Athletes and weekend warriors may want to think about getting more sleep. The average person needs eight to nine hours of sleep a night. Teens, those that are ill and highly competitive athletes need more than a measly nine hours. In order to repair and reboot all of the system proberly pro/amature athletes that train more than 10 hours a week sleep about 10 hours a day. Roger Federer and LeBron James sleep for an average of 12 hours a night, while Usain Bolt, Venus Williams, Maria Sharapova, and Steve Nash get up to 10 hours a night. Federer has said, “If I don’t sleep 11 to 12 hours per day, it’s not right.” Sleep has the same positive effect cognitively. NASA found that even naps as short as 26 minutes improved mission task performance by 34% and saw a 16% increase in median reaction time. So if you are at work and feel that crash coming, have some self respect, some respect for you job and take a nap. If anyone has an issue with it, you can show them studies from NASA about sleep and productivity, how hopefully show then your increased productivity post nap. Numbers don’t lie.
Also thought exercise and nutrition are important, sleep may be the basis for a healthy life. Face it, you can avoid working out and eat like crap but no one can fight sleep for that long. Fight sleep and you get grouchy, stupid, dead or fat.
Pay VERY close attention to what you do in the two hours leading up to bed time.
My time in the military made me an expert napper. In Special Operations, we were encouraged to take naps whenever we had 20 minutes to spare. The fact is, just closing your eyes and zoning off, even if not quite sleeping, is still restful and restorative. As far as longer naps, only partake if you can nap regularly, like if you are able to schedule a time to slip away for an hour or two everyday, then do it consistently. If you have trouble falling asleep at night or have a very irregular schedule, don’t take long naps.
Drugs and alcohol a good sleep does it not make. Sedatives are not real sleep and don’t let the brain do all the repairing that it needs in order to function correctly. Instead stop drinking caffeine after 2 or 3pm and get on a regular sleep schedule, varying only by an hour or two on the weekends.
Pay VERY close attention to what you do in the two hours leading up to bed time. You should have dim lamps on at night. Having grown up in a house with can lights installed overhead, I know how subconsciously overwhelming bright light can be late at night. We live in a darkness depraved society. Cut out screen use and bright light during these wind down hours. In this two hour window, don't eat too much, eat too little or workout too much. Your core temperature takes about 2 hours to completely down regulate after a hard workout - and hot bodies don’t sleep well. Food digestion is also something that heats the body and keeps it awake.

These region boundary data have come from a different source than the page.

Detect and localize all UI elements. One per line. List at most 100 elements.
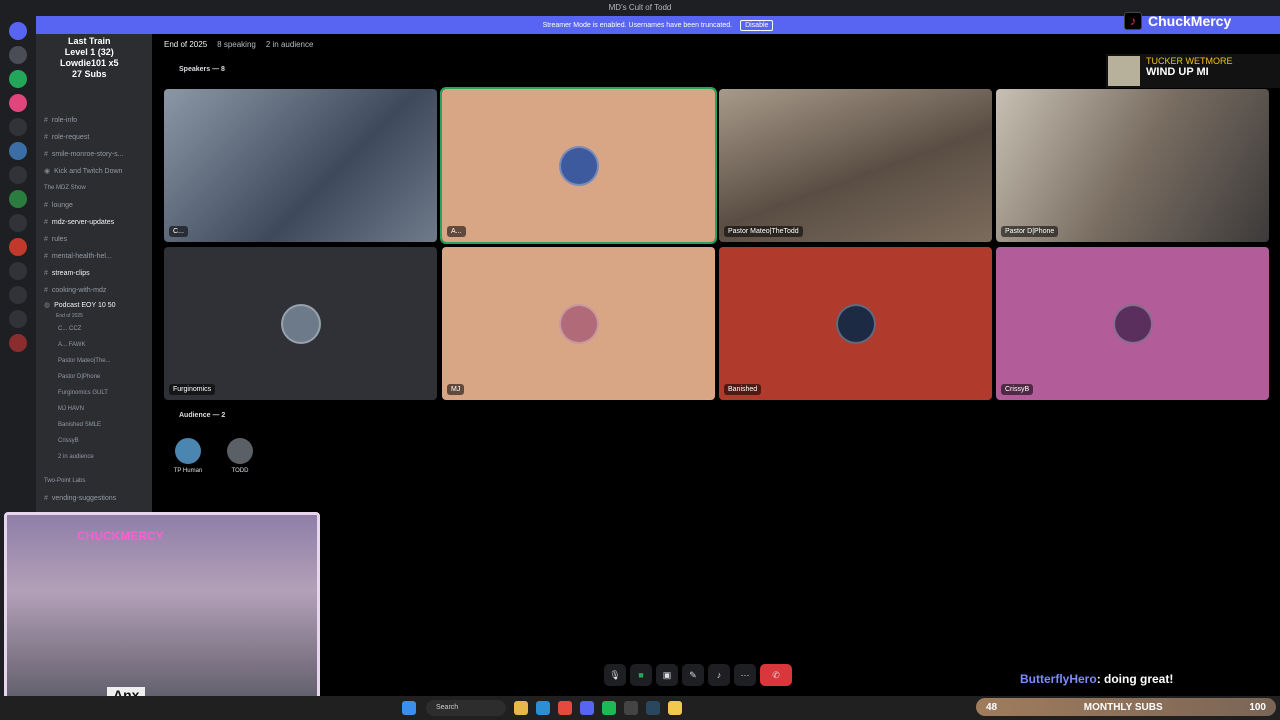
more-options-icon[interactable]: ⋯	[734, 664, 756, 686]
camera-icon[interactable]: ■	[630, 664, 652, 686]
member-name: A...	[58, 342, 68, 348]
channel-label: stream-clips	[51, 270, 90, 277]
server-icon[interactable]	[9, 310, 27, 328]
activity-icon[interactable]: ✎	[682, 664, 704, 686]
category-two-point-labs[interactable]: Two-Point Labs	[36, 473, 152, 490]
speaker-name: Pastor Mateo|TheTodd	[724, 226, 803, 237]
speaker-tile[interactable]: Banished	[719, 247, 992, 400]
tiktok-icon: ♪	[1124, 12, 1142, 30]
server-icon[interactable]	[9, 118, 27, 136]
member-tag: SMLE	[84, 422, 102, 428]
hash-icon: #	[44, 134, 48, 141]
channel-role-request[interactable]: # role-request	[36, 129, 152, 146]
overlay-line: Level 1 (32)	[64, 47, 114, 57]
chrome-icon[interactable]	[558, 701, 572, 715]
hash-icon: #	[44, 236, 48, 243]
speaker-tile[interactable]: C...	[164, 89, 437, 242]
file-explorer-icon[interactable]	[514, 701, 528, 715]
discord-icon[interactable]	[580, 701, 594, 715]
audience-count-item[interactable]: 2 in audience	[36, 449, 152, 465]
channel-stream-clips[interactable]: # stream-clips	[36, 265, 152, 282]
server-icon[interactable]	[9, 46, 27, 64]
server-icon[interactable]	[9, 70, 27, 88]
server-icon[interactable]	[9, 190, 27, 208]
edge-icon[interactable]	[536, 701, 550, 715]
voice-member[interactable]: Furginomics GULT	[36, 385, 152, 401]
speaker-name: CrissyB	[1001, 384, 1034, 395]
channel-mental-health[interactable]: # mental-health-hel...	[36, 248, 152, 265]
voice-member[interactable]: C... CCZ	[36, 321, 152, 337]
voice-member[interactable]: Pastor Mateo|The...	[36, 353, 152, 369]
webcam-scene	[7, 515, 317, 707]
speaker-tile[interactable]: MJ	[442, 247, 715, 400]
server-icon[interactable]	[9, 238, 27, 256]
disconnect-button[interactable]: ✆	[760, 664, 792, 686]
audience-heading: Audience — 2	[179, 412, 226, 419]
microphone-icon[interactable]: 🎙	[604, 664, 626, 686]
voice-member[interactable]: A... FAWK	[36, 337, 152, 353]
channel-rules[interactable]: # rules	[36, 231, 152, 248]
member-tag: HAVN	[67, 406, 84, 412]
audience-member[interactable]: TODD	[220, 438, 260, 474]
overlay-line: 27 Subs	[72, 69, 107, 79]
channel-label: mdz-server-updates	[51, 219, 115, 226]
steam-icon[interactable]	[646, 701, 660, 715]
overlay-line: Last Train	[68, 36, 111, 46]
speaker-name: MJ	[447, 384, 465, 395]
disable-streamer-mode-button[interactable]: Disable	[740, 19, 774, 31]
speaker-name: Furginomics	[169, 384, 216, 395]
server-icon[interactable]	[9, 94, 27, 112]
server-icon[interactable]	[9, 334, 27, 352]
server-icon[interactable]	[9, 142, 27, 160]
member-tag: CCZ	[69, 326, 82, 332]
stage-view: End of 2025 8 speaking 2 in audience Spe…	[152, 34, 1280, 696]
server-icon[interactable]	[9, 214, 27, 232]
channel-kick-twitch[interactable]: ◉ Kick and Twitch Down	[36, 163, 152, 180]
channel-mdz-server-updates[interactable]: # mdz-server-updates	[36, 214, 152, 231]
chat-text: : doing great!	[1096, 672, 1174, 686]
server-icon[interactable]	[9, 22, 27, 40]
voice-member[interactable]: CrissyB	[36, 433, 152, 449]
channel-vending[interactable]: # vending-suggestions	[36, 490, 152, 507]
server-icon[interactable]	[9, 166, 27, 184]
windows-start-icon[interactable]	[402, 701, 416, 715]
speaker-tile[interactable]: Furginomics	[164, 247, 437, 400]
neon-sign: CHUCKMERCY	[77, 529, 164, 543]
server-icon[interactable]	[9, 286, 27, 304]
speaker-tile[interactable]: Pastor D|Phone	[996, 89, 1269, 242]
notes-icon[interactable]	[668, 701, 682, 715]
member-name: CrissyB	[58, 438, 79, 444]
obs-icon[interactable]	[624, 701, 638, 715]
channel-label: cooking-with-mdz	[51, 287, 107, 294]
soundboard-icon[interactable]: ♪	[708, 664, 730, 686]
channel-cooking[interactable]: # cooking-with-mdz	[36, 282, 152, 299]
spotify-icon[interactable]	[602, 701, 616, 715]
channel-label: smile-monroe-story-s...	[51, 151, 124, 158]
channel-smile-monroe[interactable]: # smile-monroe-story-s...	[36, 146, 152, 163]
hash-icon: #	[44, 270, 48, 277]
channel-label: Podcast EOY	[54, 302, 97, 309]
member-name: C...	[58, 326, 68, 332]
channel-lounge[interactable]: # lounge	[36, 197, 152, 214]
taskbar-search[interactable]: Search	[426, 700, 506, 716]
screen-share-icon[interactable]: ▣	[656, 664, 678, 686]
hash-icon: #	[44, 202, 48, 209]
voice-member[interactable]: Banished SMLE	[36, 417, 152, 433]
speaker-tile[interactable]: A...	[440, 87, 717, 244]
subs-label: MONTHLY SUBS	[1083, 701, 1163, 713]
avatar	[558, 303, 599, 344]
tile-background	[996, 89, 1269, 242]
stage-title: End of 2025	[164, 40, 208, 49]
speaker-tile[interactable]: Pastor Mateo|TheTodd	[719, 89, 992, 242]
voice-member[interactable]: MJ HAVN	[36, 401, 152, 417]
channel-role-info[interactable]: # role-info	[36, 112, 152, 129]
voice-member[interactable]: Pastor D|Phone	[36, 369, 152, 385]
window-titlebar: MD's Cult of Todd	[0, 0, 1280, 16]
speaker-tile[interactable]: CrissyB	[996, 247, 1269, 400]
voice-channel-podcast-eoy[interactable]: ◍ Podcast EOY 10 50 End of 2025	[36, 299, 152, 321]
member-name: Furginomics	[58, 390, 91, 396]
audience-member[interactable]: TP Human	[168, 438, 208, 474]
category-mdz-show[interactable]: The MDZ Show	[36, 180, 152, 197]
streamer-webcam: CHUCKMERCY Anx	[4, 512, 320, 710]
server-icon[interactable]	[9, 262, 27, 280]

Face it, you can avoid working out and eat like crap but no one can fight sleep for that long. Fight sleep and you get grouchy, stupid, dead or fat.
More sleep is literally the easiest way to improve your life. I know sometime we have times in our lives where we just aren't sleeping enough - caring for infants, fighting for a promotion, founding a new business and times of great greif are a few examples. But if your disturbed sleep is going on for for than six months, you really need a reality check. See an appropriate professional and arm yourself with some strategies to ease your emotions or set boundaries. Your productivity and mood will probably improve if you prioritize sleep. You body composition and athleticism certainly will.